At Large : Official word
By Doug Cabral
Published: October 16, 2008
I have been consumed for quite a while - years really - with a matter of overarching seriousness. My goal has been the development of an important public proposal of a progressive nature. Not mere week-to-week commentary on civic affairs, this is a forward-looking suggestion which is meant to distinguish our community from so many others.
At the outset, I must confess that my proposal is necessarily derivative of practices common elsewhere. But here's the point. Connecticut is the nutmeg state, is it not? New Hampshire's official motto is "Live Free or Die." The official state bird of Massachusetts is the seagull. (Or is it? Well, if it isn't it might as well be. They're everywhere, nasty birds, and the mess they make if your boat is moored in an area where they like to fish, well, it is unspeakable. But I've gotten off the point.)
The point is that states all have official this's and that's, and I think the Vineyard should have an official something too. Back in the 1970s, when we agitated about seceding from the Commonwealth and even the United States but didn't do it, there was a popular design for a Martha's Vineyard official flag. Of course, it had a gull on it, if I remember it correctly. But it never caught on, and it never was officially adopted by anyone in authority.
What I have in mind is an official Martha's Vineyard Adjective. I have done a careful study of the 50 states and nearly 60 English-speaking countries across the world. None has an official adjective. Official flowers, yes, birds, nuts, trees, mottos, yes, yes, yes, and yes. But not adjectives.
At first I thought my purpose would be served by the mere enshrinement of that adjective so favored by so many - especially letter writers - to describe, well, really everything. Thus when we or they referred to that "special intersection" where the auto accident occurred, or that "special landfill" which is hosting a "special hazardous waste drop-off day" or that "special skunk" found flat on the road, or the tent city erected each summer in the "special scrub oak woods" as housing for summer employees, each such reference would be an official use of the Martha's Vineyard Adjective.
But special, the adjective, has to my ear, and I suspect to yours, become hackneyed. Too much of a special thing, sort of. The beach is special, the grass is special, the pond is special, the air is special, the taxis are special, the highway department is special, the views are special, even those bloody gulls are special.

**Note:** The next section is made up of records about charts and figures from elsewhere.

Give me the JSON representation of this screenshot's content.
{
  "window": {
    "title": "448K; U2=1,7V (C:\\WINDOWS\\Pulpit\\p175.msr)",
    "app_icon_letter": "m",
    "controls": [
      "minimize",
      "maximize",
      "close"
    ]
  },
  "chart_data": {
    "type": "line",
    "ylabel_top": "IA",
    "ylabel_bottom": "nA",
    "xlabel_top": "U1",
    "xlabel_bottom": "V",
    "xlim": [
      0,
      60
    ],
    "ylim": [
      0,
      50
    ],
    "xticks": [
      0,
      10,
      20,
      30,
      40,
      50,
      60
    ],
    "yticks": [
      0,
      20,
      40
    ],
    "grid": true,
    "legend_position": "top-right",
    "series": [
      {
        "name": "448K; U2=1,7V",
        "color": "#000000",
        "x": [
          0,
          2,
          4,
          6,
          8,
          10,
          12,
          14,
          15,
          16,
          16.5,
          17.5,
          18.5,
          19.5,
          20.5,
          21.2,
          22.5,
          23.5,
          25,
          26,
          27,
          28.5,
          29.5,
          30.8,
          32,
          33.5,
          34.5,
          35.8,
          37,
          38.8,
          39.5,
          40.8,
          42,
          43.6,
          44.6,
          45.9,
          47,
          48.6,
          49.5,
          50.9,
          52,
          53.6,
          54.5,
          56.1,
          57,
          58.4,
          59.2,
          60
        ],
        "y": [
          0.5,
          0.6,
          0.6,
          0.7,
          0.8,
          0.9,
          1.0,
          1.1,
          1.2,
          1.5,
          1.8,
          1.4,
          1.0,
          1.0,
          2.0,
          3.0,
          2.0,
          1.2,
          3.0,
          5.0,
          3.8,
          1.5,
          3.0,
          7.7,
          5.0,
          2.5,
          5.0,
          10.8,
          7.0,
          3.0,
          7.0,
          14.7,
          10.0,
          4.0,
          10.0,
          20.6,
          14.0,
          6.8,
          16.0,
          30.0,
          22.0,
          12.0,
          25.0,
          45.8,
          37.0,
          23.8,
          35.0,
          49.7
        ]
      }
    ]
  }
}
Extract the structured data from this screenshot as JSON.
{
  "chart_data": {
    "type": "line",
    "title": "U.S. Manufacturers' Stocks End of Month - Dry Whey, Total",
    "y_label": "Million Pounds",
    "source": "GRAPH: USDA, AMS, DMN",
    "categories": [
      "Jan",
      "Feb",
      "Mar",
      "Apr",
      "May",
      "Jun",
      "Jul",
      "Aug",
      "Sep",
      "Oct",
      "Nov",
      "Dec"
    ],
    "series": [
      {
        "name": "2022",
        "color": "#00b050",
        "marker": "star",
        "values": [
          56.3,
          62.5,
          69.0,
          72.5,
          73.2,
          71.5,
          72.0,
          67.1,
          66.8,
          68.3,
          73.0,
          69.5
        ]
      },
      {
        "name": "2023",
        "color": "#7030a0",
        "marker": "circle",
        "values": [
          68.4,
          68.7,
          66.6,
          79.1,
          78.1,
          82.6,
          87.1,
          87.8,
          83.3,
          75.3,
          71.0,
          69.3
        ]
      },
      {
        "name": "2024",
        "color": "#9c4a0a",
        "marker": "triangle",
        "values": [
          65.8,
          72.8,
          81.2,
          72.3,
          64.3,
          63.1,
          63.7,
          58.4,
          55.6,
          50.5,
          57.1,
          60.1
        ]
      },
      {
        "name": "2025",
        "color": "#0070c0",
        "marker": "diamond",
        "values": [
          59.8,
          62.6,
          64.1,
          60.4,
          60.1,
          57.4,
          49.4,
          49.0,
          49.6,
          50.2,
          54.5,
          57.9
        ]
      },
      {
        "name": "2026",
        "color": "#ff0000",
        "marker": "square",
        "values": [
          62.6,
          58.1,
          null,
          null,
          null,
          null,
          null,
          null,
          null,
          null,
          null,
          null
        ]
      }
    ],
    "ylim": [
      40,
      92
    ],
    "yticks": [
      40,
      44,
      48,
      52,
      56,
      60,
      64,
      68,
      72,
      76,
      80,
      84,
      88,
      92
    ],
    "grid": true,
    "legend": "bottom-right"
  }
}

It doesn't work any more. It's too much to ask of one adjective with no official status.
To address this problem, we need a fresh adjective - I almost wrote "special adjective" but caught myself just in time - and, just as important, we must act officially to have it adopted by the seven town meetings in Dukes County next spring. I had thought to get it on the ballot for Nov. 4, but it's too much. We have plenty on our plates, election-wise.
What should it be, the new official and exclusive Adjective of Martha's Vineyard? Well, after considerable study, and with the advice of writers of undeniable accomplishment who, although they do not live here year-round consider themselves to have a, er, special relationship with the place, I propose "precious." (I thought about "darling" or "cunning" but one was all tangled up with romantic love, and the other has a mildly sinister quality. I didn't want that.)

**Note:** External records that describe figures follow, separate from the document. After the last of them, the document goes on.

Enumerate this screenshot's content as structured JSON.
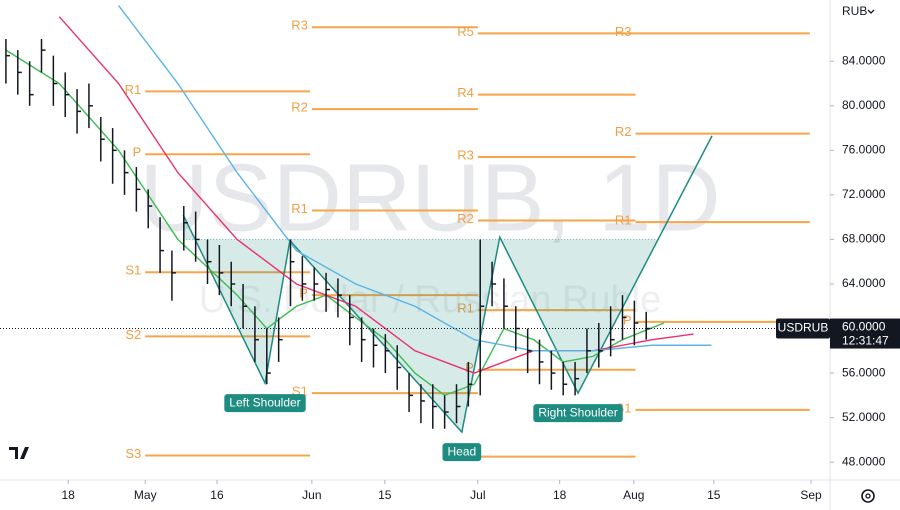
{
  "chart_data": {
    "type": "ohlc",
    "symbol": "USDRUB",
    "currency": "RUB",
    "watermark": "USDRUB, 1D",
    "watermark_subtitle": "U.S. Dollar / Russian Ruble",
    "last_price": {
      "value": 60,
      "label": "60.0000"
    },
    "countdown": "12:31:47",
    "xlim": [
      0,
      140
    ],
    "ylim": [
      46.4,
      89.5
    ],
    "yticks": [
      {
        "value": 48,
        "label": "48.0000"
      },
      {
        "value": 52,
        "label": "52.0000"
      },
      {
        "value": 56,
        "label": "56.0000"
      },
      {
        "value": 60,
        "label": "60.0000"
      },
      {
        "value": 64,
        "label": "64.0000"
      },
      {
        "value": 68,
        "label": "68.0000"
      },
      {
        "value": 72,
        "label": "72.0000"
      },
      {
        "value": 76,
        "label": "76.0000"
      },
      {
        "value": 80,
        "label": "80.0000"
      },
      {
        "value": 84,
        "label": "84.0000"
      }
    ],
    "xticks": [
      {
        "value": 11.5,
        "label": "18"
      },
      {
        "value": 24.5,
        "label": "May"
      },
      {
        "value": 36.6,
        "label": "16"
      },
      {
        "value": 52.6,
        "label": "Jun"
      },
      {
        "value": 64.9,
        "label": "15"
      },
      {
        "value": 80.6,
        "label": "Jul"
      },
      {
        "value": 94.4,
        "label": "18"
      },
      {
        "value": 106.9,
        "label": "Aug"
      },
      {
        "value": 120.4,
        "label": "15"
      },
      {
        "value": 136.8,
        "label": "Sep"
      }
    ],
    "x": [
      1,
      3,
      5,
      7,
      9,
      11,
      13,
      15,
      17,
      19,
      21,
      23,
      25,
      27,
      29,
      31,
      33,
      35,
      37,
      39,
      41,
      43,
      45,
      47,
      49,
      51,
      53,
      55,
      57,
      59,
      61,
      63,
      65,
      67,
      69,
      71,
      73,
      75,
      77,
      79,
      81,
      83,
      85,
      87,
      89,
      91,
      93,
      95,
      97,
      99,
      101,
      103,
      105,
      107,
      109
    ],
    "high": [
      86,
      85,
      84,
      86,
      84.5,
      83,
      81.5,
      82,
      79,
      78,
      76,
      74.5,
      72.5,
      70,
      67,
      71,
      70.5,
      68,
      67.5,
      66,
      64,
      62,
      60,
      61,
      68,
      66.5,
      65.5,
      65,
      64.5,
      63,
      61,
      60,
      59.5,
      58.5,
      56,
      55,
      55,
      54,
      55,
      57,
      68,
      66,
      64.5,
      62,
      60,
      59,
      58,
      57,
      57,
      60,
      60.5,
      62,
      63,
      62.5,
      61.5
    ],
    "low": [
      82,
      81,
      80,
      83,
      80,
      79,
      77.5,
      78,
      75,
      73,
      72,
      70.5,
      69,
      65,
      62.5,
      67,
      66,
      64,
      63,
      62,
      60,
      57,
      55,
      57,
      62,
      62.5,
      62.5,
      61.5,
      61,
      58.5,
      57,
      56.5,
      56,
      54.5,
      52.5,
      51.5,
      51,
      51,
      51.5,
      53,
      54,
      62,
      60,
      58,
      56,
      55,
      54.5,
      54,
      54,
      56,
      56.5,
      57.5,
      59,
      58.5,
      59
    ],
    "close": [
      84.5,
      83,
      81,
      85,
      82,
      81,
      79.5,
      80,
      77,
      76,
      74,
      72.5,
      71,
      67,
      65,
      69.5,
      68,
      66,
      65,
      64,
      62,
      59,
      56,
      59,
      66,
      64,
      64,
      63.5,
      63,
      61,
      59,
      58.5,
      58,
      56.5,
      54,
      53.5,
      53,
      52.5,
      53,
      55,
      62,
      64,
      62,
      60,
      58,
      57,
      56,
      55,
      55.5,
      58,
      58,
      59,
      61,
      60.5,
      60
    ],
    "moving_averages": [
      {
        "color": "#3dbb52",
        "x": [
          1,
          10,
          20,
          30,
          40,
          45,
          50,
          55,
          60,
          65,
          70,
          75,
          80,
          85,
          90,
          95,
          100,
          105,
          112
        ],
        "values": [
          85,
          82,
          76,
          68,
          63,
          60,
          62,
          63,
          61,
          59,
          56,
          54,
          55,
          60,
          59,
          57,
          57.5,
          59,
          60.5
        ]
      },
      {
        "color": "#e8336d",
        "x": [
          10,
          20,
          30,
          40,
          50,
          60,
          70,
          80,
          90,
          100,
          110,
          117
        ],
        "values": [
          88,
          82,
          74,
          68,
          64,
          62,
          58,
          56,
          58,
          58,
          59,
          59.5
        ]
      },
      {
        "color": "#5ab4e6",
        "x": [
          20,
          30,
          40,
          50,
          60,
          70,
          80,
          90,
          100,
          110,
          120
        ],
        "values": [
          89,
          82,
          74,
          67,
          64,
          62,
          59,
          58,
          58,
          58.5,
          58.5
        ]
      }
    ],
    "pivot_color": "#f5a54a",
    "pivots": [
      {
        "start": 24.5,
        "end": 52.3,
        "levels": [
          {
            "label": "R1",
            "value": 81.3
          },
          {
            "label": "P",
            "value": 75.65
          },
          {
            "label": "S1",
            "value": 65.05
          },
          {
            "label": "S2",
            "value": 59.3
          },
          {
            "label": "S3",
            "value": 48.6
          }
        ]
      },
      {
        "start": 52.6,
        "end": 80.6,
        "levels": [
          {
            "label": "R3",
            "value": 87.05
          },
          {
            "label": "R2",
            "value": 79.7
          },
          {
            "label": "R1",
            "value": 70.6
          },
          {
            "label": "P",
            "value": 63.0
          },
          {
            "label": "S1",
            "value": 54.2
          }
        ]
      },
      {
        "start": 80.6,
        "end": 107.2,
        "levels": [
          {
            "label": "R5",
            "value": 86.5
          },
          {
            "label": "R4",
            "value": 81.0
          },
          {
            "label": "R3",
            "value": 75.4
          },
          {
            "label": "R2",
            "value": 69.7
          },
          {
            "label": "R1",
            "value": 61.65
          },
          {
            "label": "P",
            "value": 56.3
          },
          {
            "label": "S1",
            "value": 48.5
          }
        ]
      },
      {
        "start": 107.2,
        "end": 136.6,
        "levels": [
          {
            "label": "R3",
            "value": 86.5
          },
          {
            "label": "R2",
            "value": 77.5
          },
          {
            "label": "R1",
            "value": 69.55
          },
          {
            "label": "P",
            "value": 60.6
          },
          {
            "label": "S1",
            "value": 52.7
          }
        ]
      }
    ],
    "pattern": {
      "color": "#1e8c80",
      "x": [
        30.9,
        44.7,
        48.9,
        77.9,
        84.3,
        97.5,
        120.1
      ],
      "values": [
        70.2,
        55.1,
        67.9,
        50.7,
        68.2,
        54.2,
        77.3
      ],
      "neckline": 68.0,
      "annotations": [
        "Left Shoulder",
        "Head",
        "Right Shoulder"
      ]
    }
  }
}
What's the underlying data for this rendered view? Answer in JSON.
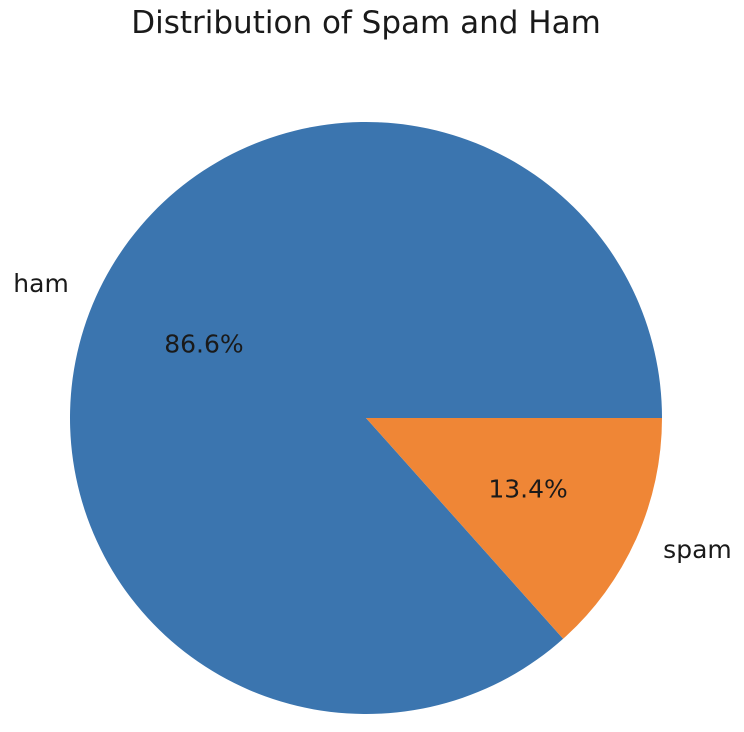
{
  "chart_data": {
    "type": "pie",
    "title": "Distribution of Spam and Ham",
    "categories": [
      "ham",
      "spam"
    ],
    "values": [
      86.6,
      13.4
    ],
    "value_labels": [
      "86.6%",
      "13.4%"
    ],
    "colors": [
      "#3b75af",
      "#ef8636"
    ],
    "start_angle": 0,
    "direction": "counterclockwise"
  }
}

You might argue that the difference between special and precious is small, and in some senses you would be correct. But you could not argue that old faithful has escaped the wizened and tattered appearance of an adjective of advancing years. It certainly has not. Precious is sprightly by comparison. It has no common, familiar air about it. It is a modest step up in value from special, and were it to get the official nod from seven town meetings, it would absolutely attract the same sort of wholehearted allegiance we give to any town meeting proposal that calls for shifting the tax burden from year-rounders to summer property owners.
Informal polling of voters in the Vineyard towns - at lease those who were not swooning over the appallingly diminished value of their 401K statements and able to get to the phone - suggests that precious would beat special handsomely if balloting were conducted today. I have not investigated opinion on Gosnold, the mysterious seventh Dukes County town. And it is true that the language of choice among those peculiar Cuttyhunkers - "finest kind", for instance, for a job well done - has fewer ruffles and flourishes than ours, but who among them, if pressed, would not agree that theirs is a precious island too.